Before I had kids, a wise woman made a statement I have never forgotten: “The theory of a baby and the reality of one are two very different things.” As a young woman with hopes of raising a family, I grasped her meaning only slightly. Once that first baby scream hit the airwaves in the delivery room, my understanding grew immediately.
There is no way to prepare for motherhood. Worse, no one tells you that the rules change every three to five years as the littles grow into bundles of miniature energy balls, ultimately developing into bigger humans with their own thoughts and ideas — lots of them that they don’t mind expressing.
In all these stages, a mother prays, sometimes for patience, others for wisdom, some days simple survival. As our kids grow older and we learn to navigate the hurricane level storm waves that teenage-hood and young adult land bring along, our prayers can get desperate, pleading, and fearful. On those days, my wise female friend’s words ring back in my ear with a slight alteration: “The theory of raising teenagers and the reality are two very different things.”
Before we have kids or teenagers, we brimmed with ideas on how it would go, what we would do in each situation, or how our kids would act, do, say, and be. Let’s pause and moment and laugh. If there is one thing we know now, very little of that ends up being true. The truth is the only thing most of us know in these situations is that prayer is our greatest weapon, and if we want to boost those prayers, we pray scripture over those wild and wooly almost adults.
In these past two years, I’ve learned one thing. I don’t pray out of fear for my children. I will not live in anxiety and worry because I serve a God who loves my kids more than I do and will chase them to the corners of the world should they decide to run there. What a comfort!
At such a crossroads place like almost adult-hood (those years from the last part of high school through college or the working world), I’ve learned that one prayer brings my heart peace. One prayer that covers all those little worries and hopes for the future.
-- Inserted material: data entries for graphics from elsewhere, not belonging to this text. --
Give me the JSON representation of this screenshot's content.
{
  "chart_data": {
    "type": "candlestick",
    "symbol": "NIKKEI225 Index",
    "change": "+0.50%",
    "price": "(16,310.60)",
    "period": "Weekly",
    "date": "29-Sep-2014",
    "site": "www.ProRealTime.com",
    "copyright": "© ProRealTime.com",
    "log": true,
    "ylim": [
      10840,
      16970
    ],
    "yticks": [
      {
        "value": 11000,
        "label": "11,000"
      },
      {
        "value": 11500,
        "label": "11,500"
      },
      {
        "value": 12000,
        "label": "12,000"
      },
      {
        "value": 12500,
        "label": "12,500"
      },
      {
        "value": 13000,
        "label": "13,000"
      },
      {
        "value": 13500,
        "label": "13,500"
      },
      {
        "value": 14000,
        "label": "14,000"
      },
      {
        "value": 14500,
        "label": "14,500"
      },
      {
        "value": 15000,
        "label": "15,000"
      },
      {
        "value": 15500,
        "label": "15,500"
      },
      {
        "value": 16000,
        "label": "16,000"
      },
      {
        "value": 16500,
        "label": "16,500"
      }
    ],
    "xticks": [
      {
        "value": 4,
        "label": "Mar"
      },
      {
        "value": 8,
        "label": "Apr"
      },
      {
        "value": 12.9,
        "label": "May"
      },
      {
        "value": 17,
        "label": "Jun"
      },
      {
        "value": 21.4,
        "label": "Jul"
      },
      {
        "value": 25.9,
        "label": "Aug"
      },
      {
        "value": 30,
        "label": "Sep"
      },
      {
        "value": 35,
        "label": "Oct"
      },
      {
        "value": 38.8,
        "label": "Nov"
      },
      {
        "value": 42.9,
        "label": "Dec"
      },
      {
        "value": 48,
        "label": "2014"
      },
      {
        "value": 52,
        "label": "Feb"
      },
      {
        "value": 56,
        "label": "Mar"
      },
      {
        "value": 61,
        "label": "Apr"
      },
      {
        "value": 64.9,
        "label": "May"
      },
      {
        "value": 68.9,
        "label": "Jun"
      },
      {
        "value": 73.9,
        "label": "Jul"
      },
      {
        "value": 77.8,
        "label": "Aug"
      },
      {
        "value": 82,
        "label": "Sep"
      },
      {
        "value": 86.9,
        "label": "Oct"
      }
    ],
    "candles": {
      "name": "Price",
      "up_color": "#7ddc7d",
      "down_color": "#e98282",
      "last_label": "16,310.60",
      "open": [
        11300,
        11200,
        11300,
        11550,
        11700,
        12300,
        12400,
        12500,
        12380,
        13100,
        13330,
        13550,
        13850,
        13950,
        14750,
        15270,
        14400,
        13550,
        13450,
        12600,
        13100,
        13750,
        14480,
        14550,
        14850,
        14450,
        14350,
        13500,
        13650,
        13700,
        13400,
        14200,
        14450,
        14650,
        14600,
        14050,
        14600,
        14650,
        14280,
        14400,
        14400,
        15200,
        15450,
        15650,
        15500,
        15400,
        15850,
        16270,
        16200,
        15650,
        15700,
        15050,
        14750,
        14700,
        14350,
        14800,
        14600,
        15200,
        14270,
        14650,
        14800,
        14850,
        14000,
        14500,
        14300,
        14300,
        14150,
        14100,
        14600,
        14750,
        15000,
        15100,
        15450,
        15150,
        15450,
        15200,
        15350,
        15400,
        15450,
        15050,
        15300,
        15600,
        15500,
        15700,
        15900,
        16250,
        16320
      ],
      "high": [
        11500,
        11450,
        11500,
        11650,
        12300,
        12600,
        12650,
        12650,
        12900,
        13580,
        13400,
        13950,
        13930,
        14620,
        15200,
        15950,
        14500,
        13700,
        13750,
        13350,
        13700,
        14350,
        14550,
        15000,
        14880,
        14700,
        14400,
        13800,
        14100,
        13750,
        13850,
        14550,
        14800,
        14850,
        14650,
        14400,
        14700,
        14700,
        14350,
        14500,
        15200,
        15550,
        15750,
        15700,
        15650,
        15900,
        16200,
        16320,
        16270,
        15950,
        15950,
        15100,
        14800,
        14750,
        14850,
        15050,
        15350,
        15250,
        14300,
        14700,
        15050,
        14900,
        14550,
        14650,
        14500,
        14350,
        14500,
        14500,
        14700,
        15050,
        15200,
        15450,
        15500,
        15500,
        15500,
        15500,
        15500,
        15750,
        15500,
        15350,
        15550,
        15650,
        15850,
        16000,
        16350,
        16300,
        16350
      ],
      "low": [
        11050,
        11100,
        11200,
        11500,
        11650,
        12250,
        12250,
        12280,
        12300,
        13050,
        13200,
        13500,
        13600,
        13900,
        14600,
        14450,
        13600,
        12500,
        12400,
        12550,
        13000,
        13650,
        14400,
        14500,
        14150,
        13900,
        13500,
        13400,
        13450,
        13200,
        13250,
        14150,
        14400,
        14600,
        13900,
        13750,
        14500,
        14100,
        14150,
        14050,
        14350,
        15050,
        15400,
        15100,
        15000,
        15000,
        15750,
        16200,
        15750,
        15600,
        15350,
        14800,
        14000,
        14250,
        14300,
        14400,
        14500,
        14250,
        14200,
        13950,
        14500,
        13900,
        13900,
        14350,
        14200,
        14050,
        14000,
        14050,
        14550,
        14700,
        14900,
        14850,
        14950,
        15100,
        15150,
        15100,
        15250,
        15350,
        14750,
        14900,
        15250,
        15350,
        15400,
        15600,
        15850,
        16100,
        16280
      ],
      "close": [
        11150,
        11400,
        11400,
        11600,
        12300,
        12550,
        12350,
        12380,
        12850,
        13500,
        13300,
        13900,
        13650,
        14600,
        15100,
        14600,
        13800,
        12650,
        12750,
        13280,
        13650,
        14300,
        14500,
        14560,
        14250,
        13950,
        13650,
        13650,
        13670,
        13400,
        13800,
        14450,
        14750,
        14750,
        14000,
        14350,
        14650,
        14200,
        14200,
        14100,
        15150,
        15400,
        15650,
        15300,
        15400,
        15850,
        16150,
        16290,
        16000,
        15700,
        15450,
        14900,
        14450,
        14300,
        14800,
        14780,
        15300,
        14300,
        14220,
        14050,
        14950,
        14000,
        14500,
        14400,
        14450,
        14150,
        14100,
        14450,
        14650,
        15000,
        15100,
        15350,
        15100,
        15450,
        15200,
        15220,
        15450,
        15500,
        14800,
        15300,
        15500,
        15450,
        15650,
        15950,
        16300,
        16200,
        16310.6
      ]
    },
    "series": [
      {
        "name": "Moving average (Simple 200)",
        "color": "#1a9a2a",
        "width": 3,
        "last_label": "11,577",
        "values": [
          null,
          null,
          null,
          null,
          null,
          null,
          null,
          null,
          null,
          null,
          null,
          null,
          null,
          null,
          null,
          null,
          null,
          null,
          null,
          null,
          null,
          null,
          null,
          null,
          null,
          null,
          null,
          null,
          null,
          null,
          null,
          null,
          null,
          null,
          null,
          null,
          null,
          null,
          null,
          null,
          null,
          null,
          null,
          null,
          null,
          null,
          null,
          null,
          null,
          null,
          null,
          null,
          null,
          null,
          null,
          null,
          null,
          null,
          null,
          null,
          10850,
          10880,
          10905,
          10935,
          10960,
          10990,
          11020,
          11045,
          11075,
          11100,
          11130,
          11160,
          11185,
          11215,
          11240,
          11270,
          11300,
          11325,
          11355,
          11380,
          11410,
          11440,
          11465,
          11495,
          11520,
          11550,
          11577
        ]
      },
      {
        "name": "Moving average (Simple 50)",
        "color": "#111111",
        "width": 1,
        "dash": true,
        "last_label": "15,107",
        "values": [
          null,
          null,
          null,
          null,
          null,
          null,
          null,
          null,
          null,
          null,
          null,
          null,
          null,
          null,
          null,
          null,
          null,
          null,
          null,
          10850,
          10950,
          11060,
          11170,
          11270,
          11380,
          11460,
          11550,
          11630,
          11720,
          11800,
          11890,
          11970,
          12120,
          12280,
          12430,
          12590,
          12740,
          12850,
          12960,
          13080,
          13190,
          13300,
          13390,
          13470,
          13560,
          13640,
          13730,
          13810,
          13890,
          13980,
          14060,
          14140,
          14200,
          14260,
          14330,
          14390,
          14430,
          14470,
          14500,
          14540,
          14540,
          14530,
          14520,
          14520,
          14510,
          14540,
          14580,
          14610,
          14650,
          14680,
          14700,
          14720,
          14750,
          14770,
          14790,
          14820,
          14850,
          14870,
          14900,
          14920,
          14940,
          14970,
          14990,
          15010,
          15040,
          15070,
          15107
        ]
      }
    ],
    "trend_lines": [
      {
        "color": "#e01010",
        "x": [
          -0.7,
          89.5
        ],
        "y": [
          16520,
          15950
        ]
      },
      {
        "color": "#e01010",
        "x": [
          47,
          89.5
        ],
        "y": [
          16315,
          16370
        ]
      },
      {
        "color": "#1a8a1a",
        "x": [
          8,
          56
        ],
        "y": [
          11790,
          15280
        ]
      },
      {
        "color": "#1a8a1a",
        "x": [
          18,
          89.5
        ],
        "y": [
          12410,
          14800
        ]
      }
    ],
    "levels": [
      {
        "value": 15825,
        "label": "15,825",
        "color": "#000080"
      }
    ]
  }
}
{I} ask God to give you a complete understanding of what He wants to do in your lives and {I} ask Him to make you wise with spiritual wisdom. Then the way you live will always honor and please the Lord, and you will continually do good, kind things for others. All the while, you will learn to know God better and better (Colossians 1:9b-10).
With God chasing them and our prayers for their greater understanding of who He truly is, we can have peace. As we pray this prayer, we can also ask the Lord to reveal those moments to us when he makes himself known to our kids. And my friend, he will. He does! I know this to be true.
So if you are pleading with God over your children in a million different areas, or maybe it’s just one vital area, keep it up. Join me in claiming this verse from Colossians and let’s watch together as the Lord reveals himself in the most delightful, maybe a little painful, but always loving way to our kiddos — I mean, to our almost adults.